According to Colonel Ritchie, military officials have concluded that many medicines introduced since the Vietnam War can be used safely on the front lines. Military physicians consider antidepressants and sleeping pills to be especially helpful, she says. Doctors have also found that small doses of Seroquel, an antipsychotic, can help treat nightmares, she says, even though the drug is not approved for that use.

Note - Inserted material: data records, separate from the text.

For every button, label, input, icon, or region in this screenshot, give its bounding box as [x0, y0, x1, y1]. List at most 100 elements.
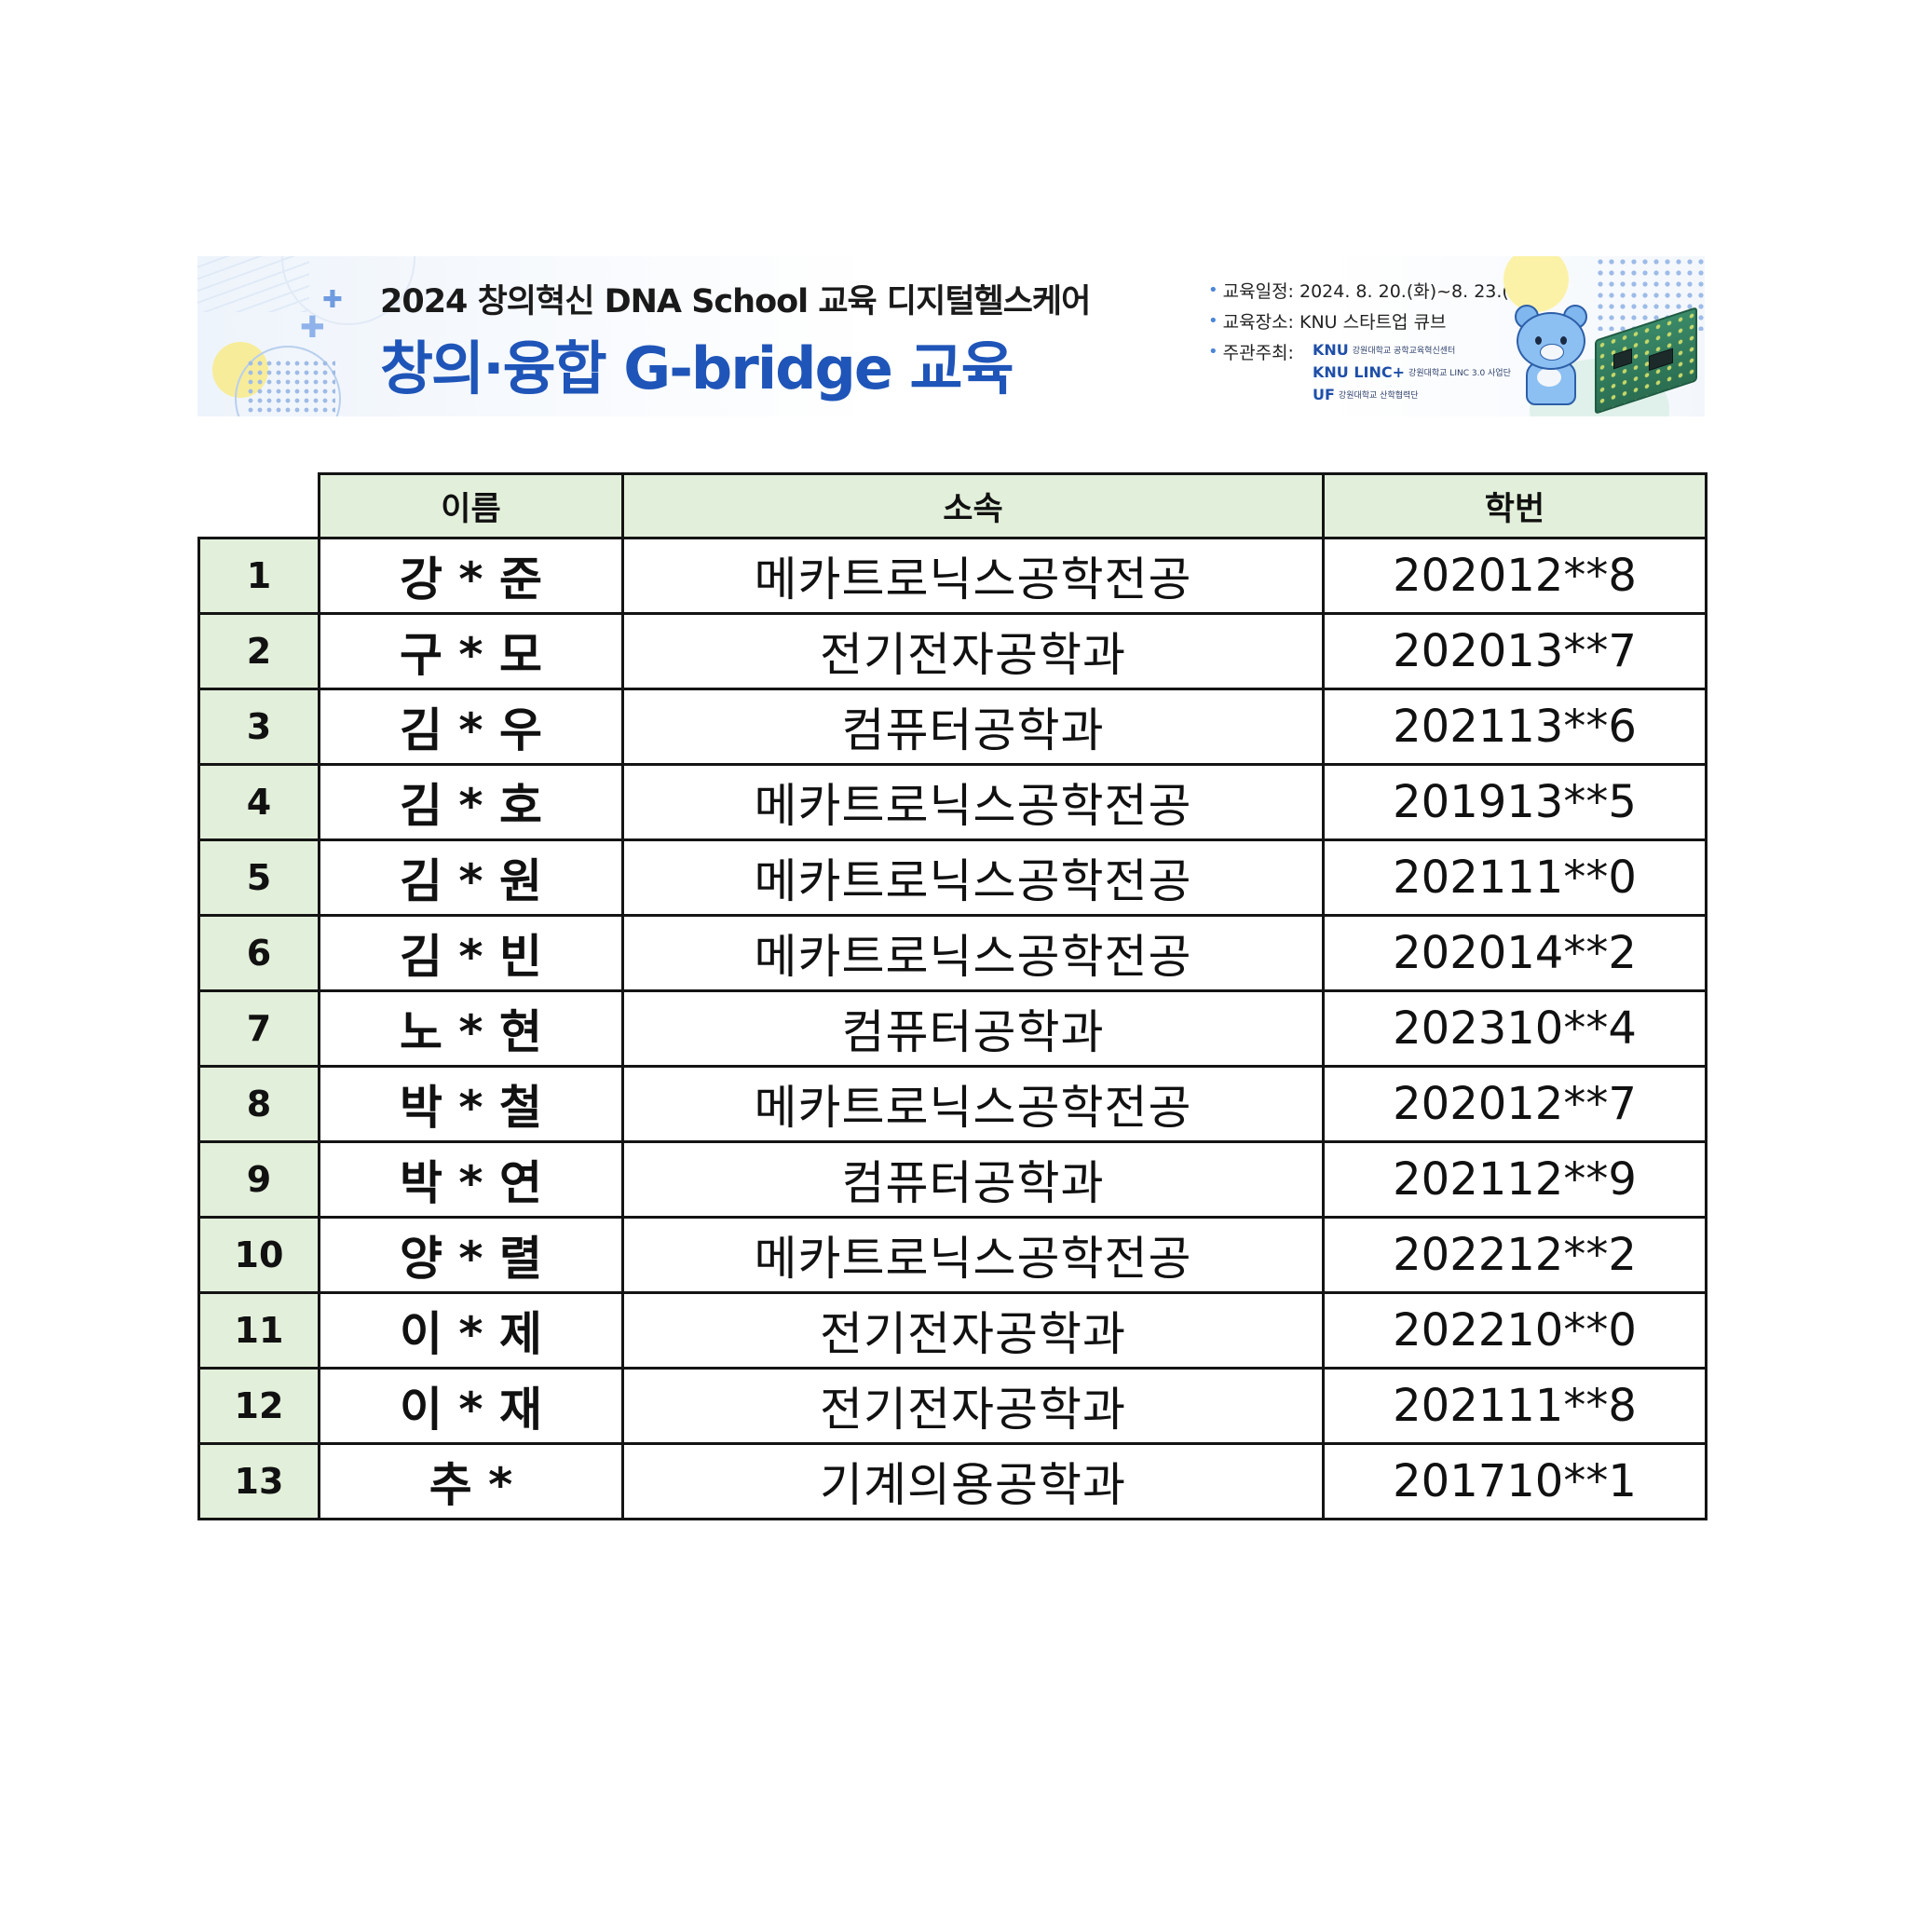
- info-value: 2024. 8. 20.(화)~8. 23.(금): [1299, 281, 1532, 302]
- header-blank-cell: [198, 473, 320, 539]
- row-number: 1: [197, 537, 320, 615]
- logo-mark: KNU: [1313, 340, 1349, 359]
- info-value: KNU 스타트업 큐브: [1299, 312, 1447, 333]
- participant-name: 노 * 현: [318, 989, 624, 1068]
- logo-text: 강원대학교 LINC 3.0 사업단: [1408, 368, 1511, 378]
- knu-engineering-logo: KNU 강원대학교 공학교육혁신센터: [1313, 338, 1511, 361]
- participant-affiliation: 메카트로닉스공학전공: [621, 1216, 1325, 1294]
- banner-subtitle: 2024 창의혁신 DNA School 교육 디지털헬스케어: [380, 283, 1091, 320]
- participant-name: 이 * 제: [318, 1291, 624, 1370]
- participant-student-id: 202012**8: [1322, 537, 1708, 615]
- event-banner: ✚ ✚ 2024 창의혁신 DNA School 교육 디지털헬스케어 창의·융…: [197, 256, 1705, 416]
- row-number: 6: [197, 914, 320, 992]
- participant-affiliation: 전기전자공학과: [621, 1291, 1325, 1370]
- info-label: 주관주최:: [1222, 343, 1294, 363]
- participant-affiliation: 메카트로닉스공학전공: [621, 838, 1325, 917]
- participant-affiliation: 메카트로닉스공학전공: [621, 1065, 1325, 1143]
- participant-student-id: 202014**2: [1322, 914, 1708, 992]
- table-row: 10 양 * 렬 메카트로닉스공학전공 202212**2: [197, 1216, 1708, 1294]
- row-number: 11: [197, 1291, 320, 1370]
- info-label: 교육장소:: [1222, 312, 1294, 333]
- participant-student-id: 202111**0: [1322, 838, 1708, 917]
- participant-name: 박 * 철: [318, 1065, 624, 1143]
- bear-snout: [1540, 344, 1564, 361]
- bullet-icon: •: [1208, 280, 1218, 300]
- bear-head: [1517, 312, 1585, 370]
- logo-text: 강원대학교 공학교육혁신센터: [1352, 346, 1456, 356]
- participant-name: 강 * 준: [318, 537, 624, 615]
- participant-name: 양 * 렬: [318, 1216, 624, 1294]
- participant-affiliation: 컴퓨터공학과: [621, 1140, 1325, 1219]
- row-number: 9: [197, 1140, 320, 1219]
- participant-name: 김 * 빈: [318, 914, 624, 992]
- chip-icon: [1649, 348, 1673, 372]
- participant-student-id: 201710**1: [1322, 1442, 1708, 1520]
- participant-affiliation: 컴퓨터공학과: [621, 688, 1325, 766]
- info-location: • 교육장소: KNU 스타트업 큐브: [1208, 306, 1532, 336]
- chip-icon: [1613, 348, 1632, 370]
- participant-affiliation: 기계의용공학과: [621, 1442, 1325, 1520]
- participant-name: 김 * 호: [318, 763, 624, 841]
- participant-student-id: 202013**7: [1322, 612, 1708, 690]
- logo-mark: UF: [1313, 385, 1335, 403]
- host-logos: KNU 강원대학교 공학교육혁신센터 KNU LINC+ 강원대학교 LINC …: [1313, 338, 1511, 405]
- dot-pattern: [246, 359, 335, 413]
- knu-industry-logo: UF 강원대학교 산학협력단: [1313, 383, 1511, 405]
- header-affiliation: 소속: [621, 472, 1325, 539]
- bear-mascot-icon: [1513, 305, 1587, 411]
- participant-affiliation: 전기전자공학과: [621, 612, 1325, 690]
- row-number: 13: [197, 1442, 320, 1520]
- participant-name: 구 * 모: [318, 612, 624, 690]
- table-header-row: 이름 소속 학번: [198, 472, 1708, 539]
- banner-title: 창의·융합 G-bridge 교육: [380, 334, 1014, 402]
- logo-text: 강원대학교 산학협력단: [1338, 390, 1419, 401]
- table-row: 11 이 * 제 전기전자공학과 202210**0: [197, 1291, 1708, 1370]
- participant-name: 김 * 원: [318, 838, 624, 917]
- bullet-icon: •: [1208, 342, 1218, 361]
- row-number: 7: [197, 989, 320, 1068]
- info-schedule: • 교육일정: 2024. 8. 20.(화)~8. 23.(금): [1208, 275, 1532, 306]
- knu-linc-logo: KNU LINC+ 강원대학교 LINC 3.0 사업단: [1313, 361, 1511, 383]
- row-number: 12: [197, 1367, 320, 1445]
- participant-name: 김 * 우: [318, 688, 624, 766]
- bear-eye: [1535, 336, 1542, 345]
- participant-affiliation: 메카트로닉스공학전공: [621, 537, 1325, 615]
- participant-name: 이 * 재: [318, 1367, 624, 1445]
- participant-name: 추 *: [318, 1442, 624, 1520]
- row-number: 3: [197, 688, 320, 766]
- participant-student-id: 202212**2: [1322, 1216, 1708, 1294]
- row-number: 8: [197, 1065, 320, 1143]
- participant-affiliation: 전기전자공학과: [621, 1367, 1325, 1445]
- participant-student-id: 202112**9: [1322, 1140, 1708, 1219]
- bear-eye: [1560, 336, 1567, 345]
- info-host: • 주관주최:: [1208, 336, 1532, 367]
- participant-affiliation: 메카트로닉스공학전공: [621, 914, 1325, 992]
- bullet-icon: •: [1208, 311, 1218, 331]
- row-number: 4: [197, 763, 320, 841]
- table-row: 12 이 * 재 전기전자공학과 202111**8: [197, 1367, 1708, 1445]
- header-name: 이름: [318, 472, 624, 539]
- participant-affiliation: 컴퓨터공학과: [621, 989, 1325, 1068]
- participant-affiliation: 메카트로닉스공학전공: [621, 763, 1325, 841]
- participant-student-id: 202012**7: [1322, 1065, 1708, 1143]
- participant-student-id: 202111**8: [1322, 1367, 1708, 1445]
- participant-student-id: 201913**5: [1322, 763, 1708, 841]
- plus-icon: ✚: [322, 286, 343, 314]
- row-number: 2: [197, 612, 320, 690]
- header-student-id: 학번: [1322, 472, 1708, 539]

(6)  “Suicidal and homicidal soldiers in deployment environments”, Jeffrey V. Hill, Robert C. Johnson, Richard A. Barton; Military Medicine, March 2006 — Abstract

Suicidal and homicidal soldiers present one of the most frequent and challenging scenarios for deployed mental health providers. A chart review of 425 deployed soldiers seen for mental health reasons found that 127 (nearly 30%) had considered killing themselves and 67 (nearly 16%) had considered killing someone else (not the enemy) within the past month. Of these, 75 cases were considered severe enough to require immediate intervention. Interventions included unit watch, comprehensive treatment, and medical evacuation. Of the 75 dangerous soldiers, 5 were evacuated out of theater. The rest were returned to duty. Evacuation to a hospital in the rear is often the quickest and most risk-free option but is seldom the best choice for maintaining the fighting force. This article presents several case examples and describes methods for dealing with suicidal and homicidal soldiers during deployment.